Своих товарищей он нашел в боевой готовности: аббат Жоржель заказал карету на семь часов вечера, о чем Рабуину, успевшему перезнакомиться едва ли не со всеми слугами в гостинице, сообщил один из лакеев. Удалось заполучить и еще кое-какие интересные сведения, дополнявшие картину: аббат потребовал смазать ему сапоги салом, из чего следовало, что, добираясь до цели своей поездки, ему придется идти по снегу и грязи, а значит, встречается он не в гостиной, что тем более загадочно, ибо на улице давно стемнело. Следовало как можно скорее подготовиться к новому повороту событий, а из-за исчезновения Ластира приходилось в корне менять план. Новую версию выстроили быстро. Незадолго до семи Семакгюс возьмет карету путешественников, устроится в конце Зейлергассе и, завидев Жоржеля, последует за ним. Николя и Рабуин снова обменяются одеждой. Агент покинет гостиницу незадолго до условленного часа, причем со скандалом, что непременно привлечет внимание подозрительных австрийских полицейских. Тем временем Николя в одежде Рабуина и под руку с подкупленной субреткой выйдет из гостиницы через черный ход. Дойдя до другого конца улицы, где обычно стоят несколько экипажей, он, в случае необходимости, возьмет карету и последует за Жоржелем. У себя в комнате Николя сменил великолепный серый фрак на ливрею и грубый плащ Рабуина, в то время как славный малый, надвинув парик и треуголку, закутался в плащ с меховым воротником своего начальника. Взглянув в зеркало, они убедились, что в полумраке перепутать их ничего не стоит. Теперь для выполнения плана требовалось всего одно деликатное условие: солидная пригоршня талеров, дабы пробудить скромность возниц, с недоверием относившихся к иностранцам.

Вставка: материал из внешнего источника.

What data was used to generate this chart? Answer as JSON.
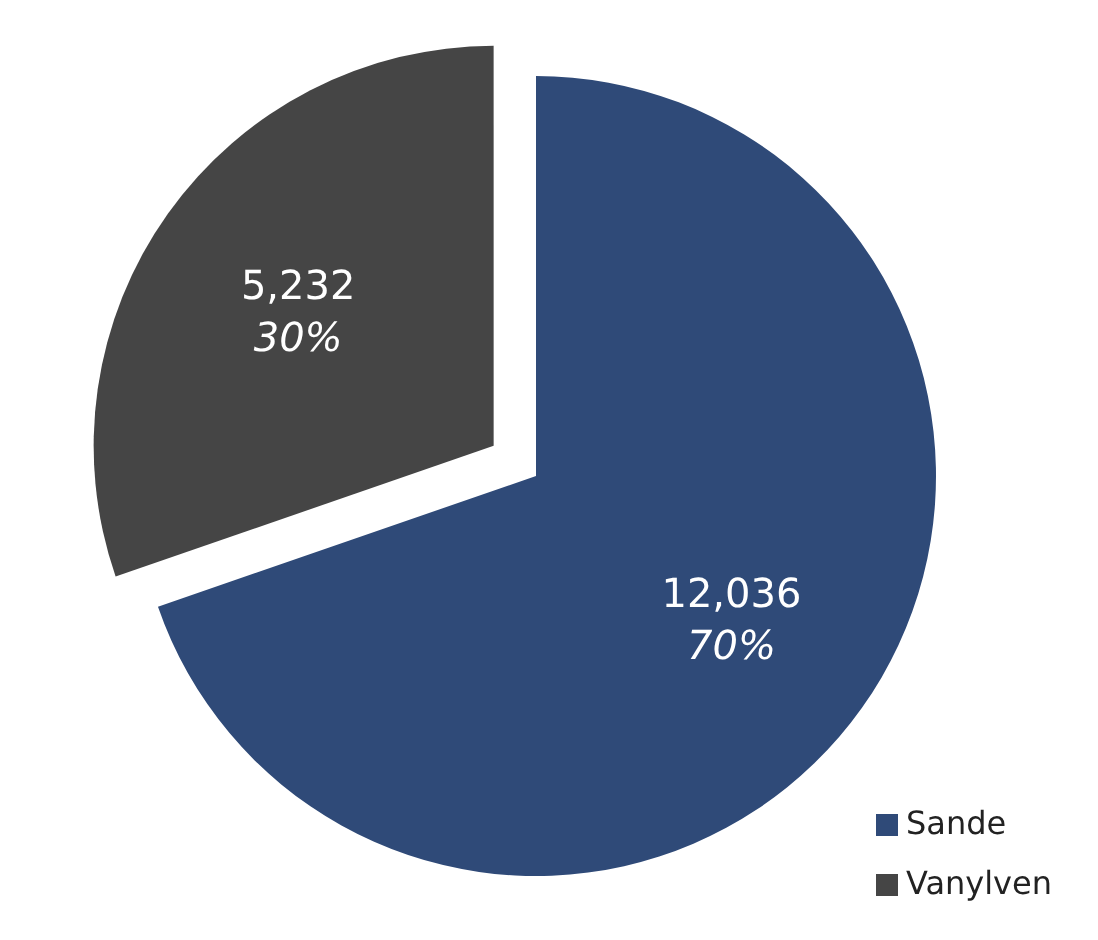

Начало операции, назначенной на семь часов, прошло беспрепятственно. Жоржель, явно нервничая, вышел на улицу и, окинув подозрительным взором улицу, сел в заказанную карету. Спустя несколько минут Николя, Рабуин и Семакгюс также покинули гостиницу. Случаю было угодно направить Жоржеля в сторону Николя. Потушив фонари, нанятый комиссаром экипаж покатил за каретой аббата.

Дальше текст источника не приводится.